Poll shows Cameron now seen as PM-in-waiting

The Mole: Populist decrees about bankers’ bonuses and Afghanistan are not the answer
This is the poll the Brown camp did not want to read: a new Guardian/ICM survey shows that David Cameron is seen by voters as tougher, more decisive and - this is a real puzzler, but they apparently believe it nonetheless - more internationally respected than Gordon Brown.
In other words, the new poll blows out of the water the old Labour mantra that Cameron, having never served in government and knowing little of real life beyond the playing fields of Eton, is too inexperienced to be prime minister.
Indeed, he now appears to be seen as the PM-in-waiting and the majority are happy with that. As the Guardian puts it, "Most voters say they would be disappointed or even angry if they woke up the day after the election to find the prime minister had been returned for a fourth term in power".
What makes this particularly bad news for Brown is that it's become personal at a time when the gap between the parties - measured by voting intention - is actually narrowing. (It's down to 13 points according to the ICM poll, with the Tories on 42 per cent and Labour on 29 per cent.)
This reconfirms for the PM's enemies within Labour what they already knew - that Brown is the problem, not the government.
There are still many in the party advocating a mid-winter putsch to replace Brown with a more voter-friendly leader, and this poll gives them solid ammunition.
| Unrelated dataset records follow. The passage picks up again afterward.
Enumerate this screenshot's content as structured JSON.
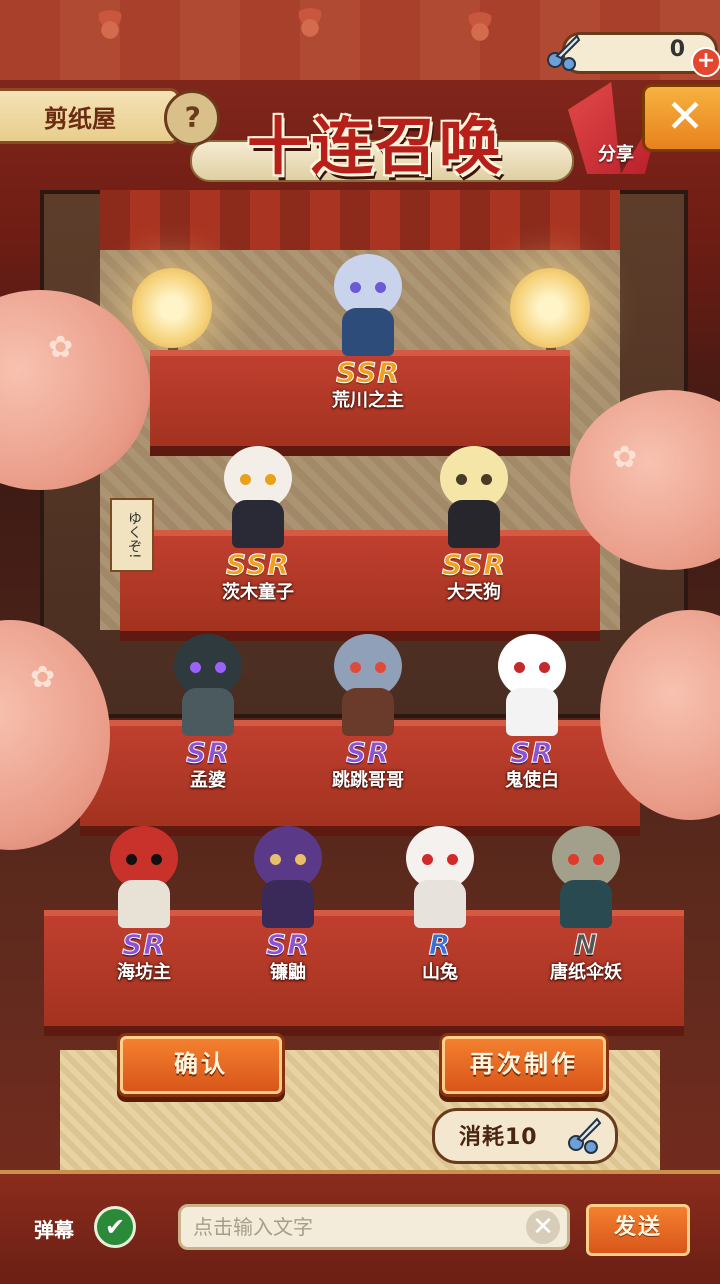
{
  "header": {
    "shop_label": "剪纸屋",
    "help_label": "?",
    "title": "十连召唤",
    "currency_value": "0",
    "currency_plus": "+",
    "share_label": "分享",
    "close_label": "✕"
  },
  "sign_text": "ゆくぞ!",
  "units": [
    {
      "rarity": "SSR",
      "name": "荒川之主",
      "colors": {
        "head": "#c9d3ec",
        "body": "#2e4c7a",
        "eye": "#6a5ad6"
      }
    },
    {
      "rarity": "SSR",
      "name": "茨木童子",
      "colors": {
        "head": "#f3eee8",
        "body": "#2a2a36",
        "eye": "#e8a21a"
      }
    },
    {
      "rarity": "SSR",
      "name": "大天狗",
      "colors": {
        "head": "#f5e6a8",
        "body": "#26262c",
        "eye": "#4a3a2a"
      }
    },
    {
      "rarity": "SR",
      "name": "孟婆",
      "colors": {
        "head": "#2f3a3e",
        "body": "#4a5a5f",
        "eye": "#9a62ff"
      }
    },
    {
      "rarity": "SR",
      "name": "跳跳哥哥",
      "colors": {
        "head": "#8fa0b8",
        "body": "#6a3a2a",
        "eye": "#e04a3a"
      }
    },
    {
      "rarity": "SR",
      "name": "鬼使白",
      "colors": {
        "head": "#ffffff",
        "body": "#f3f3f3",
        "eye": "#c42a2a"
      }
    },
    {
      "rarity": "SR",
      "name": "海坊主",
      "colors": {
        "head": "#c8322a",
        "body": "#e8e2d6",
        "eye": "#111111"
      }
    },
    {
      "rarity": "SR",
      "name": "镰鼬",
      "colors": {
        "head": "#5a3a88",
        "body": "#3a2a5a",
        "eye": "#e8c06a"
      }
    },
    {
      "rarity": "R",
      "name": "山兔",
      "colors": {
        "head": "#f4f1ee",
        "body": "#e8e2dc",
        "eye": "#d22a2a"
      }
    },
    {
      "rarity": "N",
      "name": "唐纸伞妖",
      "colors": {
        "head": "#a2a08a",
        "body": "#2a4a52",
        "eye": "#e23a2a"
      }
    }
  ],
  "buttons": {
    "confirm": "确认",
    "again": "再次制作"
  },
  "cost": {
    "label": "消耗10"
  },
  "bottom": {
    "danmu_label": "弹幕",
    "check": "✔",
    "input_placeholder": "点击输入文字",
    "clear": "✕",
    "send": "发送"
  },
  "colors": {
    "ssr": "#f0a020",
    "sr": "#8e52d6",
    "r": "#3a6fd8",
    "n": "#555555",
    "button": "#e8691f"
  }
}
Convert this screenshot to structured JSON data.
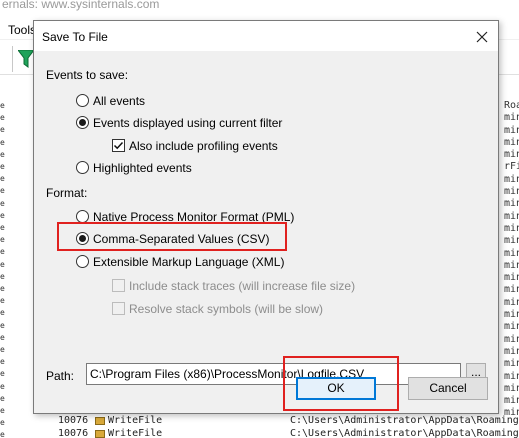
{
  "background_app": {
    "title_fragment": "ernals: www.sysinternals.com",
    "menu_tools": "Tools",
    "rows": [
      {
        "pid": "10076",
        "op": "WriteFile",
        "path": "C:\\Users\\Administrator\\AppData\\Roaming"
      },
      {
        "pid": "10076",
        "op": "WriteFile",
        "path": "C:\\Users\\Administrator\\AppData\\Roaming"
      }
    ],
    "right_col_text": "Roaming\nming\nming\nming\nming\nrFil\nming\nming\nming\nming\nming\nming\nming\nming\nming\nming\nming\nming\nming\nming\nming\nming\nming\nming\nming\nming",
    "left_col_text": "e\ne\ne\ne\ne\ne\ne\ne\ne\ne\ne\ne\ne\ne\ne\ne\ne\ne\ne\ne\ne\ne\ne\ne\ne\ne\ne\ne"
  },
  "dialog": {
    "title": "Save To File",
    "events_label": "Events to save:",
    "events_options": {
      "all": "All events",
      "filtered": "Events displayed using current filter",
      "profiling": "Also include profiling events",
      "highlighted": "Highlighted events"
    },
    "selected_event_option": "Events displayed using current filter",
    "profiling_checked": true,
    "format_label": "Format:",
    "format_options": {
      "pml": "Native Process Monitor Format (PML)",
      "csv": "Comma-Separated Values (CSV)",
      "xml": "Extensible Markup Language (XML)",
      "stack_traces": "Include stack traces (will increase file size)",
      "resolve_symbols": "Resolve stack symbols (will be slow)"
    },
    "selected_format": "Comma-Separated Values (CSV)",
    "path_label": "Path:",
    "path_value": "C:\\Program Files (x86)\\ProcessMonitor\\Logfile.CSV",
    "browse_label": "...",
    "ok_label": "OK",
    "cancel_label": "Cancel"
  },
  "colors": {
    "highlight": "#e0211f",
    "dialog_bg": "#f0f0f0",
    "default_button_border": "#0078d7"
  }
}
We can expect more noise from backbenchers about it being time to hand over to Ed (Miliband, not Balls, in all likelihood).
Any idea - pushed by a surprising number of commentators over the weekend - that Brown can somehow take comfort from last week's Glasgow North East byelection result is poppycock. As the Mole tried to explain on Friday, the Glasgow result means nothing because the SNP is the party in power north of the border and Labour is the opposition. If anything, the result simply showed what voters are capable of when they want to express their disappointment in the government.
Brown's team know that of course, whatever they may have said publicly since Friday. And they know too that the ICM poll confirms their worst fear - that Cameron is "bedding in" as an acceptable prime ministerial candidate.
According to the survey, the Tory leader is ahead of Brown by 16 points - 48 per cent to 32 per cent - as someone who has what it takes to be a good prime minister. He also leads by 33 points as someone who has changed his party for the better, and by 11 points as someone who is decisive.
As for that 'morning after' question, voters were asked by ICM to pick from a range of emotions they might feel when they tune in on the day after the next general election - May, possible June - to hear the result.
Fifty-three per cent said they would be 'angry or disappointed' at news of a Labour win. Only 36 per cent would feel similarly about a Conservative victory. By contrast, 42 per cent would be pleased or excited to learn Cameron had won, against 27 per cent for Brown.
In the meantime, Brown still has one advantage - he's the PM and he can actually do things. Or as Westminster insiders put it, he can still "make the weather".
Hence the huge populist announcements of the past few days - a clampdown on those horrible bankers promised for tomorrow's Queen's Speech, and yesterday's declaration at the Lord Mayor's Banquet that we can start thinking about pulling the boys out of Afghanistan.
The trouble is, there's only one populist announcement that could make a real difference for Labour now: that he is standing down as prime minister. Don't hold your breath.